Truth be told, this is a pallid, old-fashioned design by comparison with the misapplied panache of Bjørnson’s one. Though it makes pretty enough pictures on film, what’s missing is a dimension of mystery and surprise, at the falling asleep of the castle, at the awakening. What would John Macfarlane do with those, considering his stunning midnight hour for Cinderella, and his awesome Christmas tree transformation for the Birmingham Royal Ballet Nutcracker?

But back to the dancing. Cojocaru is paired with the correct Federico Bonelli, a much better dancer than Solymosi on the earlier version, but with less presence. Her Lilac Fairy is Marianela Nuñez, whose smile is nearly as contagious as Benazir Hussein’s but who is a far finer dancer. Among the soloists, Isabel McMeekan is aptly cast as the fairy of purity, Laura Morera as the fairy of passion, and Sarah Lamb is a porcelain Princess Florine. Although the dancing standard is higher than in the 1994 film, there is still a lack of relish in articulating the steps, a prim petiteness. Valery Ovsyannikov conducts steadily and warmly, with Sergey Levitin this time the vibrant solo violinist.

Comments

How I disagree with you about the Dowell/Bjornson SB. Unlike the newer one (and every other one I've seen on DVD) this has a grandeur and sense of excitement entirely missing elsewhere. This is a GRAND ballet and this production is one of the few that attempts to match the incomparable score. I've watched it many times and never fail to be amazed by Durante's performance. Her bewitching smile exudes her total confidence in her ability. The balances in the Rose Adagio are stupendous, while the vision scene and final pas de deux are equally breathtaking. Solymosi is a fine partner too. While I have little time for Dowell's Swan Lake I think his SB is a masterpiece. My first SB was that 'original' version with Fonteyn Somes, Ashton, Grey, Jackson etc.and I remember it well but unlike many ballet critics (and audiences) I am open to change and reinterpretation. When Peter Wright did a fantastic new production - the most spectacular ever - in 1968 the critics savaged it because it wasn't like what they were used to so it was quickly vandalised and then abandoned in favour of a more traditional one by Macmillan - in my opin ion the worst SB I've ever seen. So finally I urge punters to view Durante with an open mind. I still prefer it to any other.

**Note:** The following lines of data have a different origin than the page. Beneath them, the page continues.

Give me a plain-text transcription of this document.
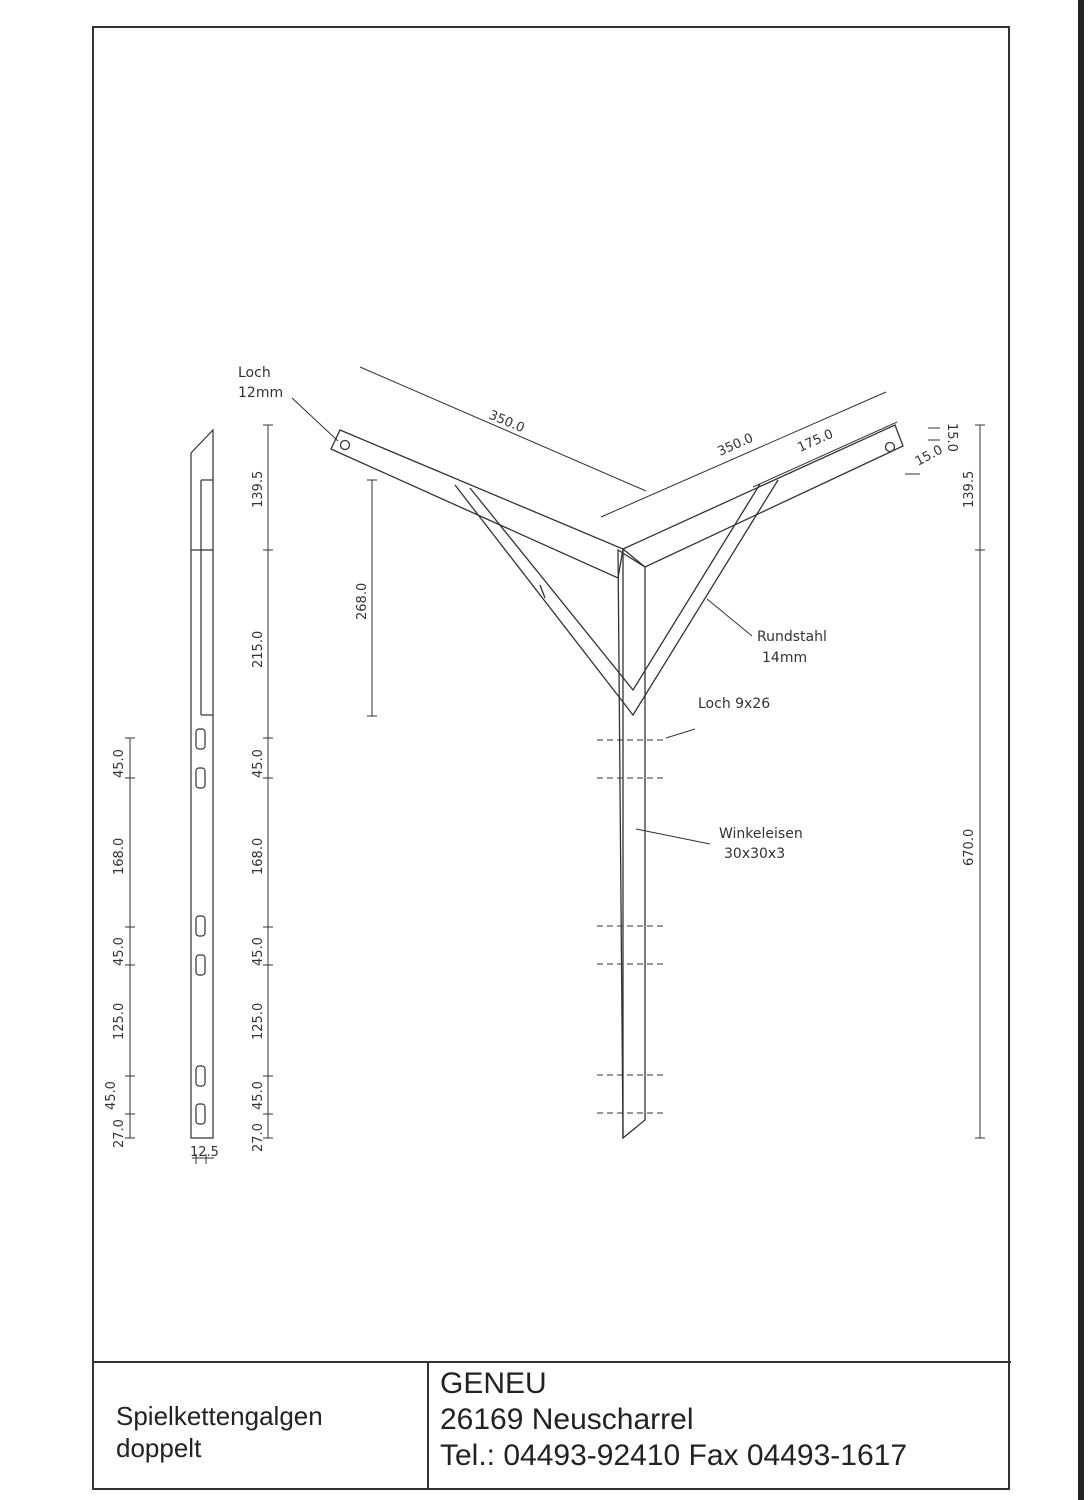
45.0
168.0
45.0
125.0
45.0
27.0
12.5
139.5
215.0
45.0
168.0
45.0
125.0
45.0
27.0
350.0
350.0	175.0
268.0
139.5
670.0
15.0
15.0
Loch
12mm
Rundstahl
14mm
Loch 9x26
Winkeleisen
30x30x3
Spielkettengalgen
doppelt
GENEU
26169 Neuscharrel
Tel.: 04493-92410 Fax 04493-1617
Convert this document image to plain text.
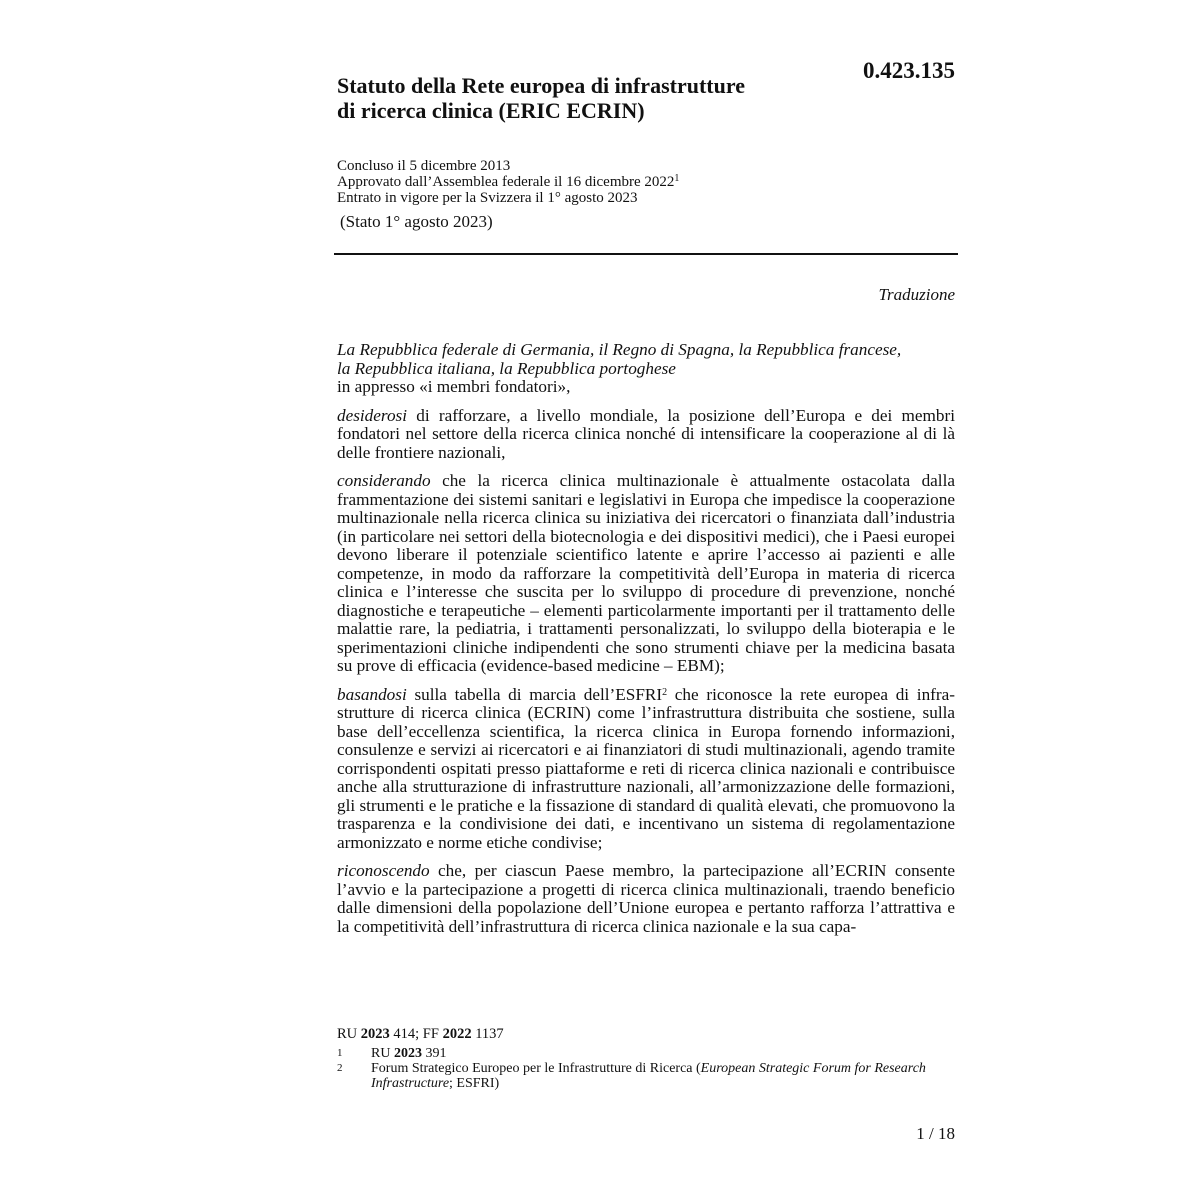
0.423.135
Statuto della Rete europea di infrastrutture
di ricerca clinica (ERIC ECRIN)
Concluso il 5 dicembre 2013
Approvato dall’Assemblea federale il 16 dicembre 2022$^1$
Entrato in vigore per la Svizzera il 1° agosto 2023
(Stato 1° agosto 2023)
Traduzione
La Repubblica federale di Germania, il Regno di Spagna, la Repubblica francese,
la Repubblica italiana, la Repubblica portoghese
in appresso «i membri fondatori»,

desiderosi di rafforzare, a livello mondiale, la posizione dell’Europa e dei membri fondatori nel settore della ricerca clinica nonché di intensificare la cooperazione al di là delle frontiere nazionali,

considerando che la ricerca clinica multinazionale è attualmente ostacolata dalla frammentazione dei sistemi sanitari e legislativi in Europa che impedisce la cooperazione multinazionale nella ricerca clinica su iniziativa dei ricercatori o finanziata dall’industria (in particolare nei settori della biotecnologia e dei dispositivi medici), che i Paesi europei devono liberare il potenziale scientifico latente e aprire l’accesso ai pazienti e alle competenze, in modo da rafforzare la competitività dell’Europa in materia di ricerca clinica e l’interesse che suscita per lo sviluppo di procedure di prevenzione, nonché diagnostiche e terapeutiche – elementi particolarmente importanti per il trattamento delle malattie rare, la pediatria, i trattamenti personalizzati, lo sviluppo della bioterapia e le sperimentazioni cliniche indipendenti che sono strumenti chiave per la medicina basata su prove di efficacia (evidence-based medicine – EBM);

basandosi sulla tabella di marcia dell’ESFRI$^2$ che riconosce la rete europea di infrastrutture di ricerca clinica (ECRIN) come l’infrastruttura distribuita che sostiene, sulla base dell’eccellenza scientifica, la ricerca clinica in Europa fornendo informazioni, consulenze e servizi ai ricercatori e ai finanziatori di studi multinazionali, agendo tramite corrispondenti ospitati presso piattaforme e reti di ricerca clinica nazionali e contribuisce anche alla strutturazione di infrastrutture nazionali, all’armonizzazione delle formazioni, gli strumenti e le pratiche e la fissazione di standard di qualità elevati, che promuovono la trasparenza e la condivisione dei dati, e incentivano un sistema di regolamentazione armonizzato e norme etiche condivise;

riconoscendo che, per ciascun Paese membro, la partecipazione all’ECRIN consente l’avvio e la partecipazione a progetti di ricerca clinica multinazionali, traendo beneficio dalle dimensioni della popolazione dell’Unione europea e pertanto rafforza l’attrattiva e la competitività dell’infrastruttura di ricerca clinica nazionale e la sua capa-

RU 2023 414; FF 2022 1137
1	RU 2023 391
2	Forum Strategico Europeo per le Infrastrutture di Ricerca (European Strategic Forum for Research Infrastructure; ESFRI)
1 / 18
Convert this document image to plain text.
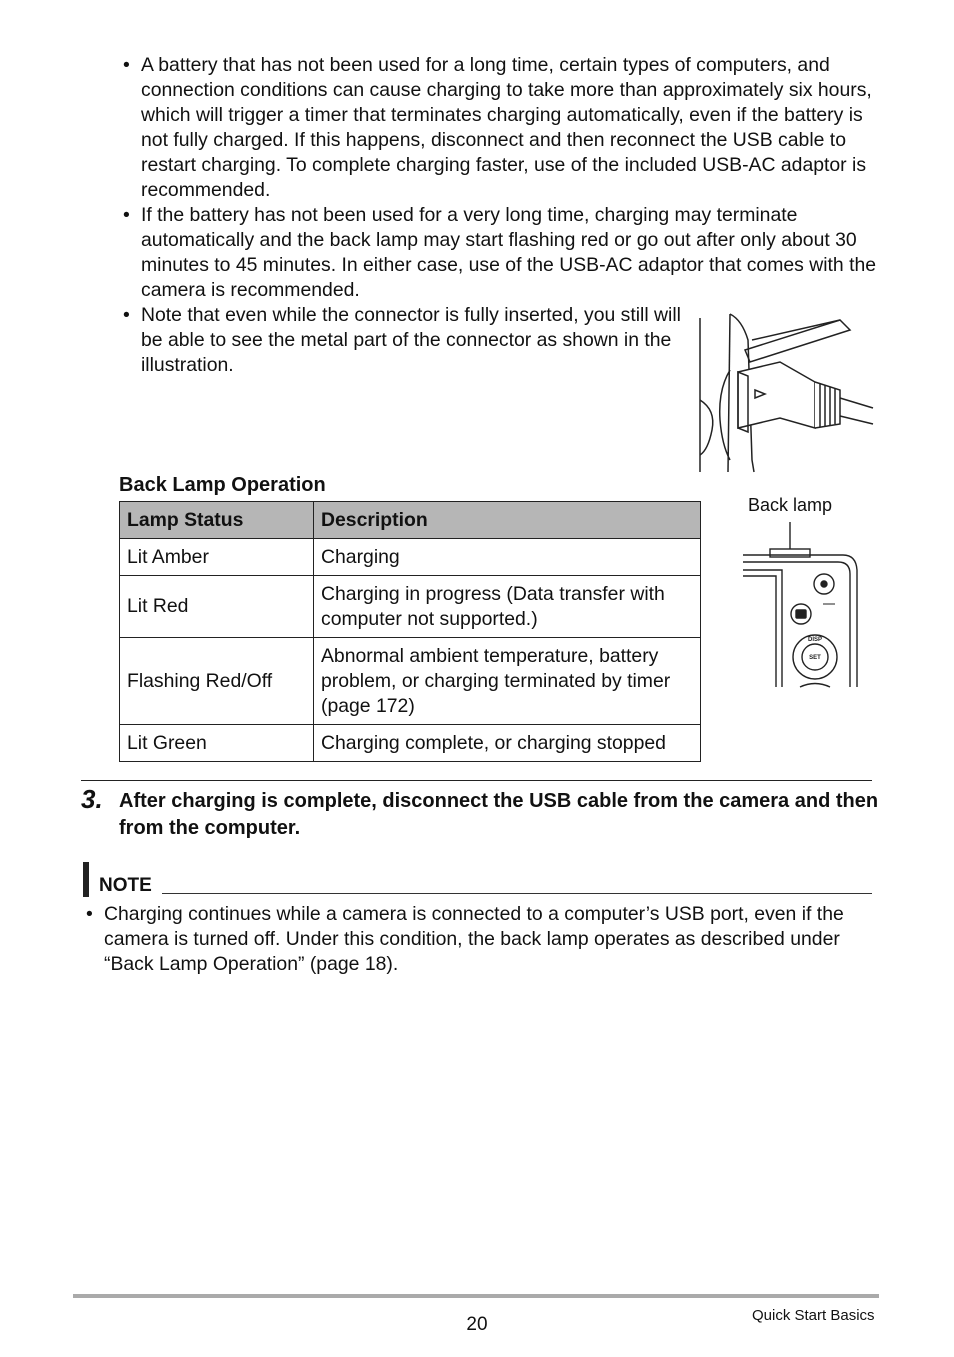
• A battery that has not been used for a long time, certain types of computers, and connection conditions can cause charging to take more than approximately six hours, which will trigger a timer that terminates charging automatically, even if the battery is not fully charged. If this happens, disconnect and then reconnect the USB cable to restart charging. To complete charging faster, use of the included USB-AC adaptor is recommended.
• If the battery has not been used for a very long time, charging may terminate automatically and the back lamp may start flashing red or go out after only about 30 minutes to 45 minutes. In either case, use of the USB-AC adaptor that comes with the camera is recommended.
• Note that even while the connector is fully inserted, you still will be able to see the metal part of the connector as shown in the illustration.
Back Lamp Operation
Lamp Status	Description
Lit Amber	Charging
Lit Red	Charging in progress (Data transfer with computer not supported.)
Flashing Red/Off	Abnormal ambient temperature, battery problem, or charging terminated by timer (page 172)
Lit Green	Charging complete, or charging stopped
Back lamp
DISP
SET
3. After charging is complete, disconnect the USB cable from the camera and then from the computer.
NOTE
• Charging continues while a camera is connected to a computer’s USB port, even if the camera is turned off. Under this condition, the back lamp operates as described under “Back Lamp Operation” (page 18).
20	Quick Start Basics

I much prefer Maria Maria Bjørnson's designs for the 1994 Royal Ballet production of The Sleeping Beauty to the current Royal Ballet designs. The Sleeping Beauty is a ballet (like the Nutcracker and Cinderella) where it's all too easy to fall into a "chocolate box" style of design. Bjørnson's designs are the among the most imaginative I have seen of this ballet. She also avoids the over-wrought floral colour palette that often dominates the design of this ballet. Sorry Messel fans, but I find the current Royal Ballet designs bland and forgettable in comparison.